One of my main tasks was to edit the two pages in the
Backhomer
devoted to “Lost Newfoundlanders,” Newfoundlanders missing in action, so to speak. Any Newfoundlander trying to track down a long-lost relative could write the
Backhomer
and have their letters and a photograph of their “lost” loved one printed in this section. “Anyone knowing the whereabouts” was how most of
them began. Often, the most recent photographs were taken fifty years ago, daguerrotypes in which the men — it was usually men who were missing — all looked alike.

There was a woman looking for her brother, whom she had not heard from since 1898. Along with a letter written by her daughter was a portrait photograph of one Joe Marsh sitting in a high-backed wicker chair, looking done up for some special occasion, wearing a suit, arms folded, head thrown slightly back, his expression that of someone who had no intention of living out his life in Hickman’s Harbour. I imagined him now at forty-six coming across this picture of himself at twenty-one. I chose as the caption a sentence from the letter written by his sister: “WHERE ARE YOU, JOE? Last reported sighting twenty-five years ago. In 1898, left Hickman’s Harbour with Captain Ed Vardy on a boat bound for St. John’s. Went from there to Montreal. Dropped out of sight ten years later. Not seen since. What happened to him torments me to this day.”

“Where are you, Joe?” There was something morbidly attractive about the idea of dropping out of sight and coming across thirty years from now, in a paper like the
Backhomer
, a picture of me as I was when I was twenty-four, accompanied by a letter from Fielding or my mother begging anyone who knew my whereabouts to get in touch. For a clean getaway, I would have to do little more than change my name.

Fielding’s Condensed
      
History of Newfoundland

Chapter Eleven:

OSBORNE AND BEAUCLERK

In 1729, the West Country merchants convince King George II that because of the state of lawlessness among its permanent residents, Newfoundland needs a governor. They suggest the appointment to the post of the present commodore of the Newfoundland fishery, Lord Vere Beauclerk.

In response to requests from resident Newfoundlanders for the appointment of a civilian governor, the king compromises and chooses Lord Vere Beauclerk, acknowledging that while he is not a civilian, any Newfoundlander who wishes to think of him as one is free to do so. (Thus begins a tradition, which will last almost one hundred years, of filling the civilian post of governor with non-civilians.)

When it is found that if Beauclerk accepts the position, he will be constitutionally required to resign his seat in the British Parliament — which, out of loyalty to the king, he is loath to do — Beauclerk declines the appointment.

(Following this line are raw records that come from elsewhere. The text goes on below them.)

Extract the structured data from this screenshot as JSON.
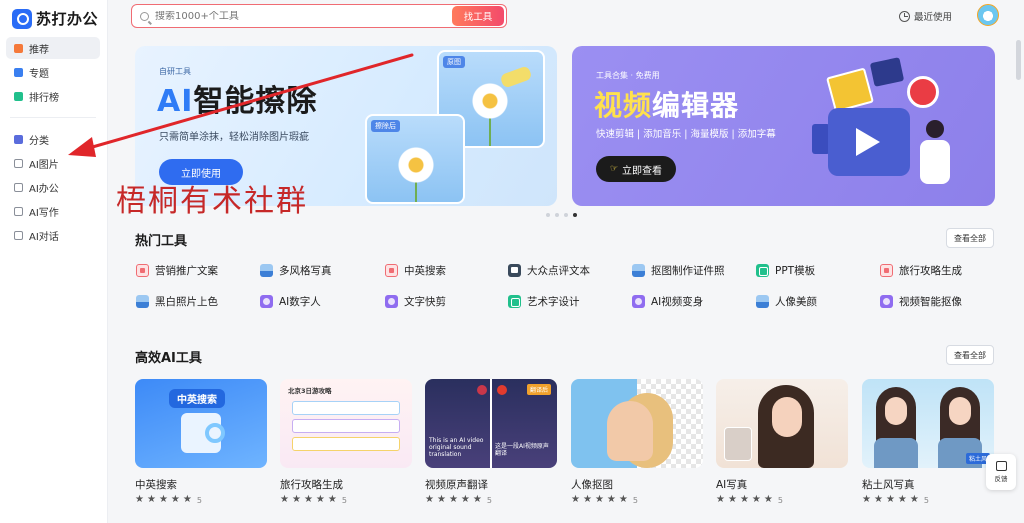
{
  "app": {
    "name": "苏打办公"
  },
  "search": {
    "placeholder": "搜索1000+个工具",
    "button": "找工具"
  },
  "header": {
    "recent": "最近使用"
  },
  "sidebar": {
    "items": [
      {
        "label": "推荐",
        "color": "#f5793a"
      },
      {
        "label": "专题",
        "color": "#3a7ff0"
      },
      {
        "label": "排行榜",
        "color": "#21c08c"
      },
      {
        "label": "分类",
        "color": "#5a6cdc"
      },
      {
        "label": "AI图片",
        "color": "#8a8f99"
      },
      {
        "label": "AI办公",
        "color": "#8a8f99"
      },
      {
        "label": "AI写作",
        "color": "#8a8f99"
      },
      {
        "label": "AI对话",
        "color": "#8a8f99"
      }
    ]
  },
  "banners": {
    "left": {
      "tag": "自研工具",
      "title_ai": "AI",
      "title_rest": "智能擦除",
      "subtitle": "只需简单涂抹，轻松消除图片瑕疵",
      "button": "立即使用",
      "before_label": "原图",
      "after_label": "擦除后"
    },
    "right": {
      "tag": "工具合集 · 免费用",
      "title_yellow": "视频",
      "title_white": "编辑器",
      "subtitle": "快速剪辑 | 添加音乐 | 海量模版 | 添加字幕",
      "button": "立即查看"
    }
  },
  "hot_tools": {
    "title": "热门工具",
    "view_all": "查看全部",
    "rows": [
      [
        {
          "label": "营销推广文案",
          "icon": "ti-red"
        },
        {
          "label": "多风格写真",
          "icon": "ti-blue"
        },
        {
          "label": "中英搜索",
          "icon": "ti-red"
        },
        {
          "label": "大众点评文本",
          "icon": "ti-dark"
        },
        {
          "label": "抠图制作证件照",
          "icon": "ti-blue"
        },
        {
          "label": "PPT模板",
          "icon": "ti-green"
        },
        {
          "label": "旅行攻略生成",
          "icon": "ti-red"
        }
      ],
      [
        {
          "label": "黑白照片上色",
          "icon": "ti-blue"
        },
        {
          "label": "AI数字人",
          "icon": "ti-purple"
        },
        {
          "label": "文字快剪",
          "icon": "ti-purple"
        },
        {
          "label": "艺术字设计",
          "icon": "ti-green"
        },
        {
          "label": "AI视频变身",
          "icon": "ti-purple"
        },
        {
          "label": "人像美颜",
          "icon": "ti-blue"
        },
        {
          "label": "视频智能抠像",
          "icon": "ti-purple"
        }
      ]
    ]
  },
  "efficient_tools": {
    "title": "高效AI工具",
    "view_all": "查看全部",
    "cards": [
      {
        "name": "中英搜索",
        "rating": "5",
        "thumb_text": "中英搜索"
      },
      {
        "name": "旅行攻略生成",
        "rating": "5",
        "thumb_text": "北京3日游攻略"
      },
      {
        "name": "视频原声翻译",
        "rating": "5",
        "thumb_text_left": "This is an AI video original sound translation",
        "thumb_text_right": "这是一段AI视频原声翻译",
        "badge": "翻译后"
      },
      {
        "name": "人像抠图",
        "rating": "5"
      },
      {
        "name": "AI写真",
        "rating": "5"
      },
      {
        "name": "粘土风写真",
        "rating": "5",
        "badge": "粘土风"
      }
    ]
  },
  "overlay": {
    "annotation": "梧桐有术社群"
  },
  "feedback": {
    "label": "反馈"
  },
  "carousel": {
    "slides": 4,
    "active": 4
  }
}
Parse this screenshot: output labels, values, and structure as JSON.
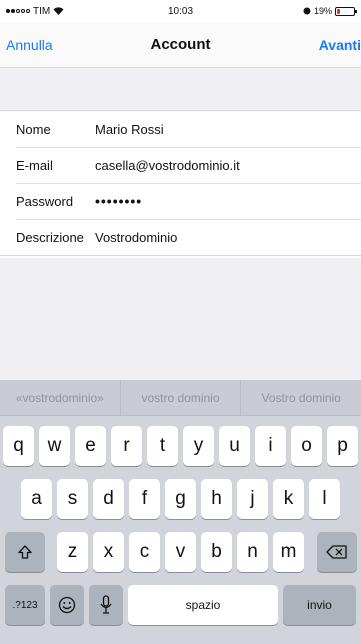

Once again the king steps in and saves the day, announcing that navy commander Henry Osborne will
be the governor, but that Beauclerk will go with him and tell him what to do.

Neither Osborne nor Beauclerk winter in Newfoundland. Osborne’s first priority is to build a courthouse. No courthouse is built, but two jailhouses are, and stocks proliferate throughout the city of St. John’s.

Osborne appoints justices of the peace, choosing them from among resident Newfoundlanders. They come into conflict with the fishing admirals, who do not recognize their authority, deeming them to be illiterate and uneducated.

Luckily, there are soon a sufficient number of West Country merchants living in Newfoundland that a pool of men whose degree of literacy is such as to satisfy the admirals is established, and from this pool justices are chosen.

In spite of this and many other such advances, the judicial system still has its flaws. But slowly it evolves. The expensive and time-consuming process of transporting suspects to England to be tried is discontinued. No longer do ships packed with suspects and witnesses set sail for England in the fall. No longer do ships packed with witnesses set sail from England in the spring.